Teaching load could put female scientists at career disadvantage
Female academics report spending more time on teaching and public-engagement tasks, and less time on research, than their male counterparts, according to a survey of UK university staff in science-based subjects.
The study of 2,495 male and 2,374 female academics at 43 UK institutions, published by the London-based charity Equality Challenge Unit (ECU) on 5 April, found that the gender difference was small but statistically significant. This was the case even when the effects of factors such as age, seniority and contract type were accounted for.
The finding echoes past research, which found that teaching and non-research-related administrative tasks have a greater impact on women’s careers than men’s, says Elizabeth Pollitzer, director of Portia, a non-profit organization in London that seeks to address gender issues in science.
If men spend more time on research, this could improve their career prospects when research productivity is used as a proxy for scientific merit, “which is nearly always”, says Pollitzer. It could also help to explain why many bibliometric studies have reported lower research productivity for women than for men, she adds.

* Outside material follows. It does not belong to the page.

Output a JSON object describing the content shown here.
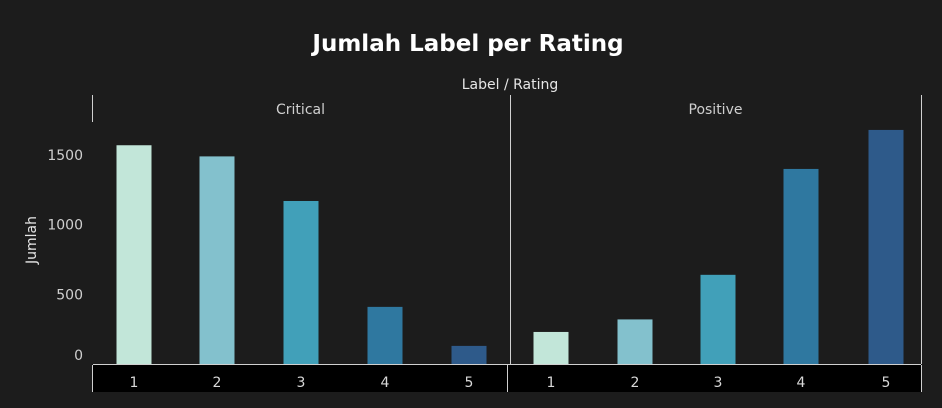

In interviews following up on the survey, academics suggested that women’s increased focus on teaching and public engagement might put them at a disadvantage, not only because these activities take time away from research, but also because they carry less academic prestige.
Time allocation was self-reported, so it may not accurately reflect real workload, says Meg Urry, an astronomer at Yale University in New Haven, Connecticut, and an advocate for women’s advancement in science. The results could instead reflect the fact that women, more than men, place a high priority on teaching, says Urry. But no one knows what balance of teaching and research is best for science overall, she adds.
The report recommends that institutions examine whether there is a gender difference in how responsibilities are allocated within departments and examine whether their current workload allocation systems are benefiting all staff. The authors also recommend that promotion criteria should include performance in teaching and other non-research academic areas.
Significant differences emerged in men and women’s perceptions of how much support and encouragement they receive. Women were more likely to report that men have better access to professional development, such as mentoring, than women have, and that men receive more invitations to conferences. Men tended to see no such advantage for themselves.
Similarly, almost half of men — 47.3% — believed that neither gender found it easier to obtain a senior post; just 23% of women agreed. Meanwhile, 59.7% of men reported that they had been encouraged or invited to apply for a promotion or a higher-grade job, compared with 48.8% of female respondents.
Academics who belong to more than one minority group, reported being at the greatest disadvantage. Black or minority-ethnic women were the least likely to be in a senior position, such as the head of their school, division or department, and also the least likely to report having been formally invited for promotion or encouraged to undertake activities that would develop their careers.
The survey is the first in the long-standing Athena Survey of Science, Engineering and Technology (ASSET) series to describe how gender and four other characteristics — ethnicity, sexual orientation, disability and age — intersect. “The survey shows clearly the heavier impact of multiple categories of disadvantage,” says Urry. “Women do worse than men, people of colour do worse than white people and women of colour get a double whammy. Ditto with respect to the LGBTQ community, the disabled and other minority groups.”